L'apogée, et la chute, survinrent avec La Marque du tueur (Koroshi no rakuin), en 1967. Comme dans Le Vagabond de Tokyo (mais cette fois en noir et blanc, tout en clairs-obscurs et jeux d'ombres caressantes), la lumière et la photographie cinémascope donnaient à l'image une certaine sensualité[40], au service de la présence charismatique d'un Jo Shishido figurant, plus que jamais, une incarnation japonaise de Marlon Brando. Tout concourait à donner à ce film une esthétique étrange et maniérée, une bizarrerie baroque. Le genre était stylisé à l'extrême, épinglé dans des clichés ironiques de film noir, frisant la parodie, si bien qu'on pourrait parler d'une épure de polar, très proche, en ce sens, du Alphaville de Godard (sorti deux ans auparavant, en 1965)[41]. Le montage accentuait cet effet de condensation, sans pour autant faire obstacle à l'intelligibilité du récit : les plans s'enchaînaient de façon très rapide et parfois inattendue, brisant la linéarité narrative, et donnant au film un rythme parfois syncopé et haletant.
Ce film fut le coup de grâce pour Kyusaku Hori, alors président de la Nikkatsu, qui le qualifia d'incompréhensible et invendable, et licencia Suzuki fin [42].
Malgré le soutien de nombreux jeunes réalisateurs, et des manifestations d'étudiants et de cinéphiles[43],[44] (on parle souvent à ce sujet d'une « affaire Langlois japonaise »[45]), Suzuki fut banni des studios[46] et ne put tourner aucun film pour le cinéma pendant les dix années suivant son licenciement de la Nikkatsu.

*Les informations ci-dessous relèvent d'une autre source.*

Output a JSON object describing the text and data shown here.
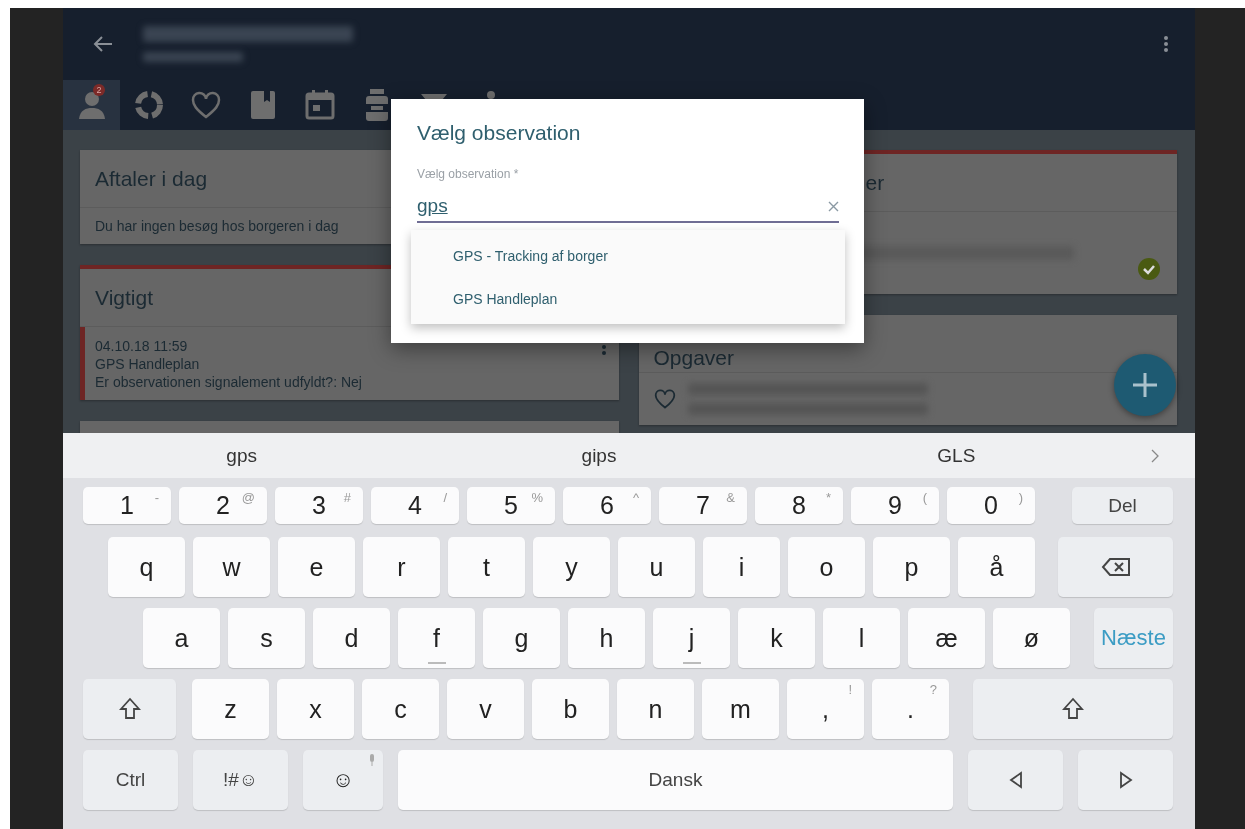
{
  "tabs": [
    {
      "kind": "person",
      "selected": true,
      "badge": "2"
    },
    {
      "kind": "ring",
      "selected": false
    },
    {
      "kind": "heart",
      "selected": false
    },
    {
      "kind": "book",
      "selected": false
    },
    {
      "kind": "calendar",
      "selected": false
    },
    {
      "kind": "jar",
      "selected": false
    },
    {
      "kind": "funnel",
      "selected": false
    },
    {
      "kind": "figure",
      "selected": false
    }
  ],
  "left_cards": [
    {
      "title": "Aftaler i dag",
      "accent": false,
      "entries": [
        {
          "kind": "text",
          "text": "Du har ingen besøg hos borgeren i dag"
        }
      ]
    },
    {
      "title": "Vigtigt",
      "accent": true,
      "entries": [
        {
          "kind": "note",
          "lines": [
            "04.10.18 11:59",
            "GPS Handleplan",
            "Er observationen signalement udfyldt?: Nej"
          ]
        }
      ]
    },
    {
      "accent": false
    }
  ],
  "right_cards": [
    {
      "title": "er",
      "accent": true,
      "done": true,
      "entries": [
        {
          "kind": "blurred"
        }
      ]
    },
    {
      "title": "Opgaver",
      "accent": false,
      "entries": [
        {
          "kind": "task"
        }
      ]
    }
  ],
  "dialog": {
    "title": "Vælg observation",
    "label": "Vælg observation *",
    "value": "gps",
    "options": [
      "GPS - Tracking af borger",
      "GPS Handleplan"
    ]
  },
  "keyboard": {
    "suggestions": [
      "gps",
      "gips",
      "GLS"
    ],
    "number_row": [
      {
        "kind": "char",
        "main": "1",
        "alt": "-"
      },
      {
        "kind": "char",
        "main": "2",
        "alt": "@"
      },
      {
        "kind": "char",
        "main": "3",
        "alt": "#"
      },
      {
        "kind": "char",
        "main": "4",
        "alt": "/"
      },
      {
        "kind": "char",
        "main": "5",
        "alt": "%"
      },
      {
        "kind": "char",
        "main": "6",
        "alt": "^"
      },
      {
        "kind": "char",
        "main": "7",
        "alt": "&"
      },
      {
        "kind": "char",
        "main": "8",
        "alt": "*"
      },
      {
        "kind": "char",
        "main": "9",
        "alt": "("
      },
      {
        "kind": "char",
        "main": "0",
        "alt": ")"
      },
      {
        "kind": "label",
        "main": "Del"
      }
    ],
    "top_row": [
      {
        "kind": "char",
        "main": "q"
      },
      {
        "kind": "char",
        "main": "w"
      },
      {
        "kind": "char",
        "main": "e"
      },
      {
        "kind": "char",
        "main": "r"
      },
      {
        "kind": "char",
        "main": "t"
      },
      {
        "kind": "char",
        "main": "y"
      },
      {
        "kind": "char",
        "main": "u"
      },
      {
        "kind": "char",
        "main": "i"
      },
      {
        "kind": "char",
        "main": "o"
      },
      {
        "kind": "char",
        "main": "p"
      },
      {
        "kind": "char",
        "main": "å"
      },
      {
        "kind": "backspace"
      }
    ],
    "home_row": [
      {
        "kind": "char",
        "main": "a"
      },
      {
        "kind": "char",
        "main": "s"
      },
      {
        "kind": "char",
        "main": "d"
      },
      {
        "kind": "char",
        "main": "f",
        "home": true
      },
      {
        "kind": "char",
        "main": "g"
      },
      {
        "kind": "char",
        "main": "h"
      },
      {
        "kind": "char",
        "main": "j",
        "home": true
      },
      {
        "kind": "char",
        "main": "k"
      },
      {
        "kind": "char",
        "main": "l"
      },
      {
        "kind": "char",
        "main": "æ"
      },
      {
        "kind": "char",
        "main": "ø"
      },
      {
        "kind": "action",
        "main": "Næste"
      }
    ],
    "bottom_row": [
      {
        "kind": "shift"
      },
      {
        "kind": "char",
        "main": "z"
      },
      {
        "kind": "char",
        "main": "x"
      },
      {
        "kind": "char",
        "main": "c"
      },
      {
        "kind": "char",
        "main": "v"
      },
      {
        "kind": "char",
        "main": "b"
      },
      {
        "kind": "char",
        "main": "n"
      },
      {
        "kind": "char",
        "main": "m"
      },
      {
        "kind": "char",
        "main": ",",
        "alt": "!"
      },
      {
        "kind": "char",
        "main": ".",
        "alt": "?"
      },
      {
        "kind": "shift"
      }
    ],
    "space_row": [
      {
        "kind": "label",
        "main": "Ctrl"
      },
      {
        "kind": "label",
        "main": "!#☺"
      },
      {
        "kind": "emoji",
        "main": "☺"
      },
      {
        "kind": "space",
        "main": "Dansk"
      },
      {
        "kind": "left"
      },
      {
        "kind": "right"
      }
    ]
  }
}
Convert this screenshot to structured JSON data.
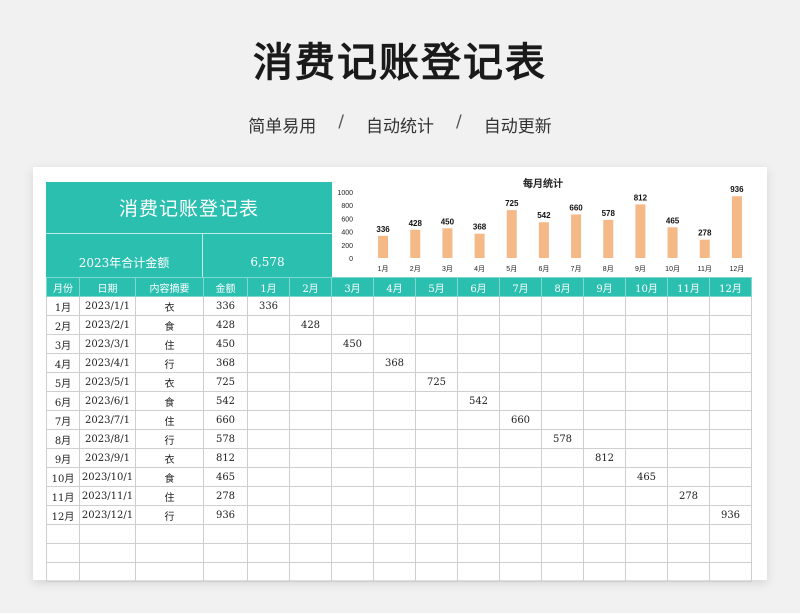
{
  "page": {
    "title": "消费记账登记表",
    "features": [
      "简单易用",
      "自动统计",
      "自动更新"
    ],
    "separator": "/"
  },
  "banner": {
    "title": "消费记账登记表",
    "total_label": "2023年合计金额",
    "total_value": "6,578",
    "color": "#2bbfb0"
  },
  "table": {
    "headers": [
      "月份",
      "日期",
      "内容摘要",
      "金额",
      "1月",
      "2月",
      "3月",
      "4月",
      "5月",
      "6月",
      "7月",
      "8月",
      "9月",
      "10月",
      "11月",
      "12月"
    ],
    "rows": [
      {
        "month": "1月",
        "date": "2023/1/1",
        "summary": "衣",
        "amount": "336"
      },
      {
        "month": "2月",
        "date": "2023/2/1",
        "summary": "食",
        "amount": "428"
      },
      {
        "month": "3月",
        "date": "2023/3/1",
        "summary": "住",
        "amount": "450"
      },
      {
        "month": "4月",
        "date": "2023/4/1",
        "summary": "行",
        "amount": "368"
      },
      {
        "month": "5月",
        "date": "2023/5/1",
        "summary": "衣",
        "amount": "725"
      },
      {
        "month": "6月",
        "date": "2023/6/1",
        "summary": "食",
        "amount": "542"
      },
      {
        "month": "7月",
        "date": "2023/7/1",
        "summary": "住",
        "amount": "660"
      },
      {
        "month": "8月",
        "date": "2023/8/1",
        "summary": "行",
        "amount": "578"
      },
      {
        "month": "9月",
        "date": "2023/9/1",
        "summary": "衣",
        "amount": "812"
      },
      {
        "month": "10月",
        "date": "2023/10/1",
        "summary": "食",
        "amount": "465"
      },
      {
        "month": "11月",
        "date": "2023/11/1",
        "summary": "住",
        "amount": "278"
      },
      {
        "month": "12月",
        "date": "2023/12/1",
        "summary": "行",
        "amount": "936"
      }
    ],
    "empty_rows": 3
  },
  "chart_data": {
    "type": "bar",
    "title": "每月统计",
    "categories": [
      "1月",
      "2月",
      "3月",
      "4月",
      "5月",
      "6月",
      "7月",
      "8月",
      "9月",
      "10月",
      "11月",
      "12月"
    ],
    "values": [
      336,
      428,
      450,
      368,
      725,
      542,
      660,
      578,
      812,
      465,
      278,
      936
    ],
    "ylim": [
      0,
      1000
    ],
    "yticks": [
      0,
      200,
      400,
      600,
      800,
      1000
    ],
    "bar_color": "#f5b887",
    "grid": false,
    "legend": "none"
  }
}
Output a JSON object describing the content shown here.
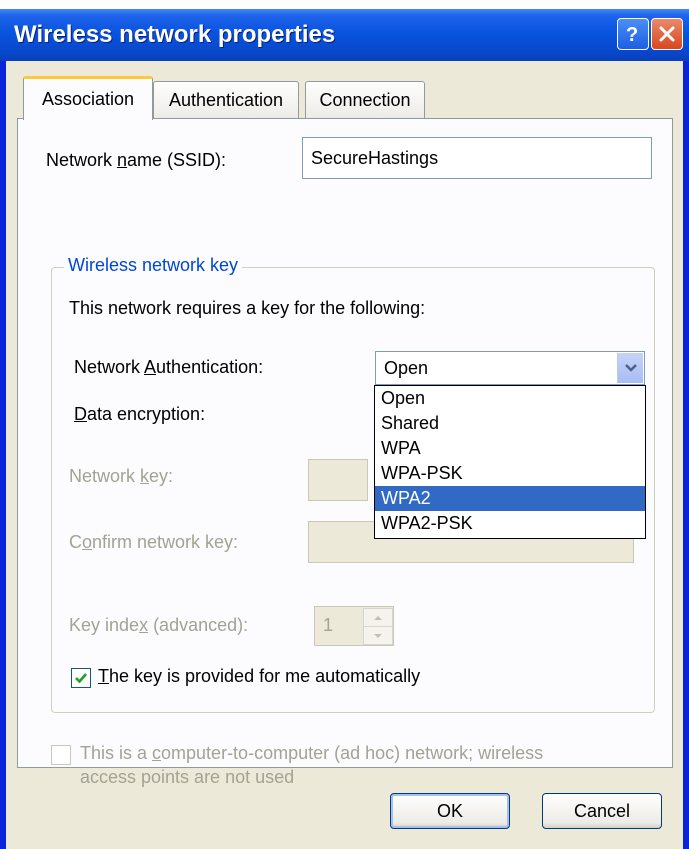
{
  "window": {
    "title": "Wireless network properties"
  },
  "tabs": [
    {
      "label": "Association",
      "active": true
    },
    {
      "label": "Authentication",
      "active": false
    },
    {
      "label": "Connection",
      "active": false
    }
  ],
  "association": {
    "ssid_label_pre": "Network ",
    "ssid_label_ul": "n",
    "ssid_label_post": "ame (SSID):",
    "ssid_value": "SecureHastings",
    "group_title": "Wireless network key",
    "requires_text": "This network requires a key for the following:",
    "auth_label_pre": "Network ",
    "auth_label_ul": "A",
    "auth_label_post": "uthentication:",
    "auth_selected": "Open",
    "auth_options": [
      "Open",
      "Shared",
      "WPA",
      "WPA-PSK",
      "WPA2",
      "WPA2-PSK"
    ],
    "auth_highlighted": "WPA2",
    "enc_label_ul": "D",
    "enc_label_post": "ata encryption:",
    "key_label_pre": "Network ",
    "key_label_ul": "k",
    "key_label_post": "ey:",
    "confirm_label_pre": "C",
    "confirm_label_ul": "o",
    "confirm_label_post": "nfirm network key:",
    "index_label_pre": "Key inde",
    "index_label_ul": "x",
    "index_label_post": " (advanced):",
    "index_value": "1",
    "auto_key_ul": "T",
    "auto_key_post": "he key is provided for me automatically",
    "auto_key_checked": true,
    "adhoc_line1_pre": "This is a ",
    "adhoc_line1_ul": "c",
    "adhoc_line1_post": "omputer-to-computer (ad hoc) network; wireless",
    "adhoc_line2": "access points are not used",
    "adhoc_checked": false
  },
  "buttons": {
    "ok": "OK",
    "cancel": "Cancel"
  },
  "colors": {
    "title_bar": "#0954e0",
    "group_title": "#0046d5",
    "highlight": "#316ac5",
    "tab_accent": "#ffc83c"
  }
}
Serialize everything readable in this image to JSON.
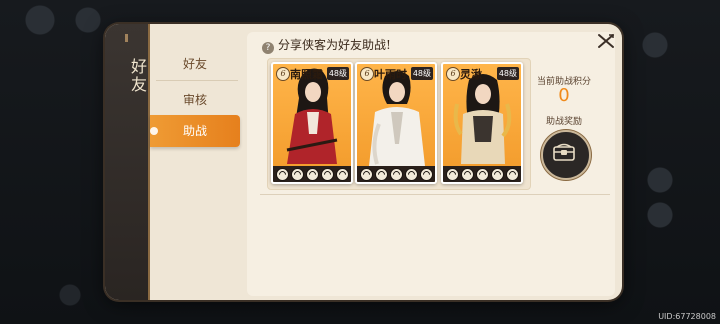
{
  "panel": {
    "vertical_title": "好友"
  },
  "tabs": [
    {
      "label": "好友"
    },
    {
      "label": "审核"
    },
    {
      "label": "助战",
      "active": true
    }
  ],
  "share_text": "分享侠客为好友助战!",
  "heroes": [
    {
      "name": "南照霜",
      "level": "48级",
      "star": "6",
      "stamina_pips": 5
    },
    {
      "name": "叶雨时",
      "level": "48级",
      "star": "6",
      "stamina_pips": 5
    },
    {
      "name": "灵湫",
      "level": "48级",
      "star": "6",
      "stamina_pips": 5
    }
  ],
  "points": {
    "label": "当前助战积分",
    "value": "0"
  },
  "reward": {
    "label": "助战奖励",
    "icon": "chest-icon"
  },
  "uid_text": "UID:67728008",
  "colors": {
    "accent": "#f08a1a",
    "tab_active": "#ea8b26",
    "card_bg": "#f7a53a"
  }
}
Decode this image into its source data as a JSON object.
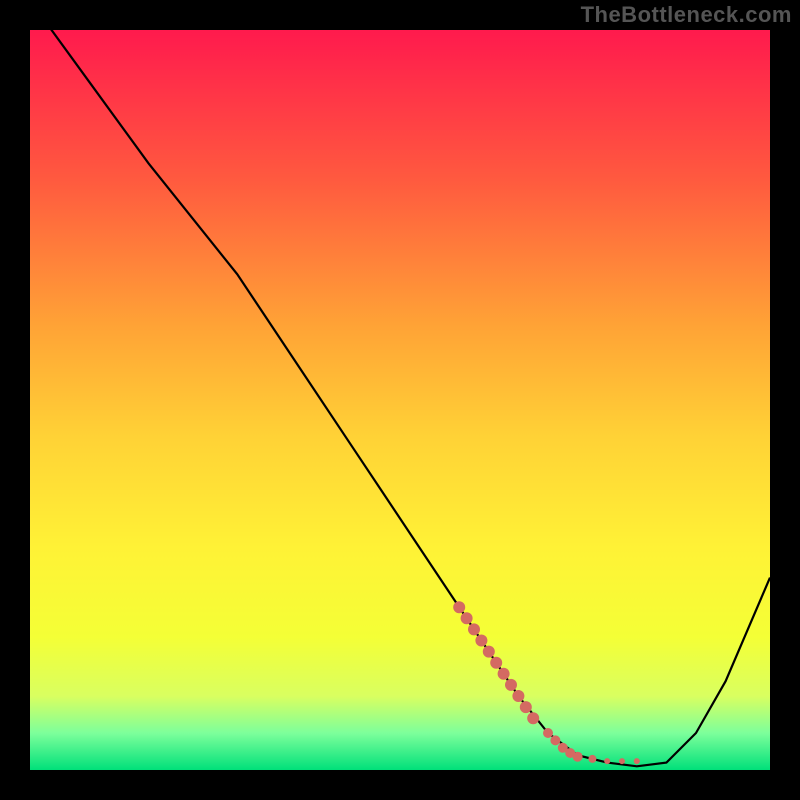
{
  "watermark": "TheBottleneck.com",
  "chart_data": {
    "type": "line",
    "title": "",
    "xlabel": "",
    "ylabel": "",
    "xlim": [
      0,
      100
    ],
    "ylim": [
      0,
      100
    ],
    "gradient_stops": [
      {
        "offset": 0,
        "color": "#ff1a4d"
      },
      {
        "offset": 20,
        "color": "#ff593f"
      },
      {
        "offset": 40,
        "color": "#ffa336"
      },
      {
        "offset": 55,
        "color": "#ffd236"
      },
      {
        "offset": 70,
        "color": "#fff236"
      },
      {
        "offset": 82,
        "color": "#f4ff36"
      },
      {
        "offset": 90,
        "color": "#d9ff60"
      },
      {
        "offset": 95,
        "color": "#7dff9b"
      },
      {
        "offset": 100,
        "color": "#00e07a"
      }
    ],
    "series": [
      {
        "name": "bottleneck-curve",
        "stroke": "#000000",
        "x": [
          0,
          8,
          16,
          24,
          28,
          36,
          44,
          52,
          60,
          66,
          70,
          74,
          78,
          82,
          86,
          90,
          94,
          100
        ],
        "y": [
          104,
          93,
          82,
          72,
          67,
          55,
          43,
          31,
          19,
          10,
          5,
          2,
          1,
          0.5,
          1,
          5,
          12,
          26
        ]
      }
    ],
    "highlight_points": {
      "name": "highlight",
      "color": "#d46a62",
      "x": [
        58,
        59,
        60,
        61,
        62,
        63,
        64,
        65,
        66,
        67,
        68,
        70,
        71,
        72,
        73,
        74,
        76,
        78,
        80,
        82
      ],
      "y": [
        22,
        20.5,
        19,
        17.5,
        16,
        14.5,
        13,
        11.5,
        10,
        8.5,
        7,
        5,
        4,
        3,
        2.3,
        1.8,
        1.5,
        1.2,
        1.2,
        1.2
      ],
      "r": [
        6,
        6,
        6,
        6,
        6,
        6,
        6,
        6,
        6,
        6,
        6,
        5,
        5,
        5,
        5,
        5,
        4,
        3,
        3,
        3
      ]
    }
  }
}
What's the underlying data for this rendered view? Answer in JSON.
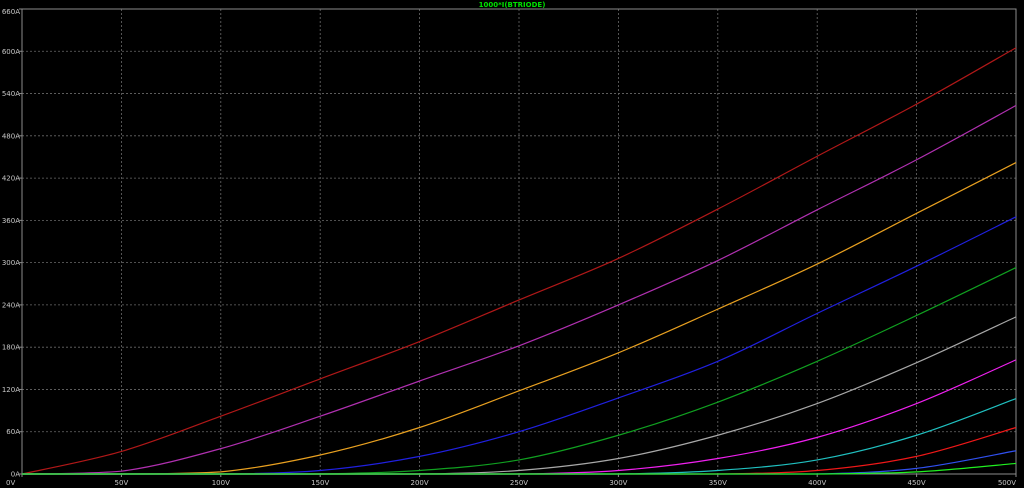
{
  "chart_data": {
    "type": "line",
    "title": "1000*I(BTRIODE)",
    "title_color": "#00e000",
    "xlabel": "",
    "ylabel": "",
    "xlim": [
      0,
      500
    ],
    "ylim": [
      0,
      660
    ],
    "grid": true,
    "x_ticks": [
      "0V",
      "50V",
      "100V",
      "150V",
      "200V",
      "250V",
      "300V",
      "350V",
      "400V",
      "450V",
      "500V"
    ],
    "y_ticks": [
      "0A",
      "60A",
      "120A",
      "180A",
      "240A",
      "300A",
      "360A",
      "420A",
      "480A",
      "540A",
      "600A",
      "660A"
    ],
    "x": [
      0,
      50,
      100,
      150,
      200,
      250,
      300,
      350,
      400,
      450,
      500
    ],
    "series": [
      {
        "color": "#b01818",
        "values": [
          0,
          32,
          82,
          135,
          188,
          247,
          306,
          376,
          451,
          525,
          605
        ]
      },
      {
        "color": "#b030b0",
        "values": [
          0,
          4,
          36,
          82,
          132,
          182,
          240,
          303,
          375,
          446,
          523
        ]
      },
      {
        "color": "#e8a020",
        "values": [
          0,
          0,
          3,
          27,
          66,
          118,
          172,
          234,
          298,
          370,
          442
        ]
      },
      {
        "color": "#2020e0",
        "values": [
          0,
          0,
          0,
          5,
          25,
          60,
          108,
          160,
          228,
          295,
          365
        ]
      },
      {
        "color": "#10a020",
        "values": [
          0,
          0,
          0,
          0,
          5,
          20,
          55,
          102,
          160,
          225,
          293
        ]
      },
      {
        "color": "#a8a8a8",
        "values": [
          0,
          0,
          0,
          0,
          0,
          5,
          22,
          55,
          100,
          158,
          223
        ]
      },
      {
        "color": "#f020f0",
        "values": [
          0,
          0,
          0,
          0,
          0,
          0,
          5,
          22,
          52,
          100,
          162
        ]
      },
      {
        "color": "#20c0c0",
        "values": [
          0,
          0,
          0,
          0,
          0,
          0,
          0,
          5,
          20,
          55,
          107
        ]
      },
      {
        "color": "#f01818",
        "values": [
          0,
          0,
          0,
          0,
          0,
          0,
          0,
          0,
          5,
          25,
          66
        ]
      },
      {
        "color": "#3050f0",
        "values": [
          0,
          0,
          0,
          0,
          0,
          0,
          0,
          0,
          0,
          8,
          33
        ]
      },
      {
        "color": "#20f020",
        "values": [
          0,
          0,
          0,
          0,
          0,
          0,
          0,
          0,
          0,
          3,
          15
        ]
      }
    ]
  }
}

Il engagea (le ) et remporta (le ) un procès contre son ancien employeur durant lequel il révéla que la réalisation de La Marque du tueur lui fut confiée en urgence, avec un délai préétabli et très serré, et qu'il suggéra d'abandonner ce projet tant le script était complexe[47] (il était pourtant, et pour la première fois, coauteur du scénario qu'il dirigeait)[48]. Mais il était déjà trop tard pour qu'une réhabilitation judiciaire et les excuses publiques de Kyusaku Hori[47] lui épargnent l'oubli de la critique et des distributeurs[49] ou l'absolution des grandes sociétés de production japonaises[50].
Durant cette traversée du désert, Suzuki dut se résigner à tourner des réclames[51], des films de commande pour la télévision[52], et même une anime ; un projet de long métrage sous l'égide des studios Toei avorta, mais il trouva l'occasion d'écrire quelques livres.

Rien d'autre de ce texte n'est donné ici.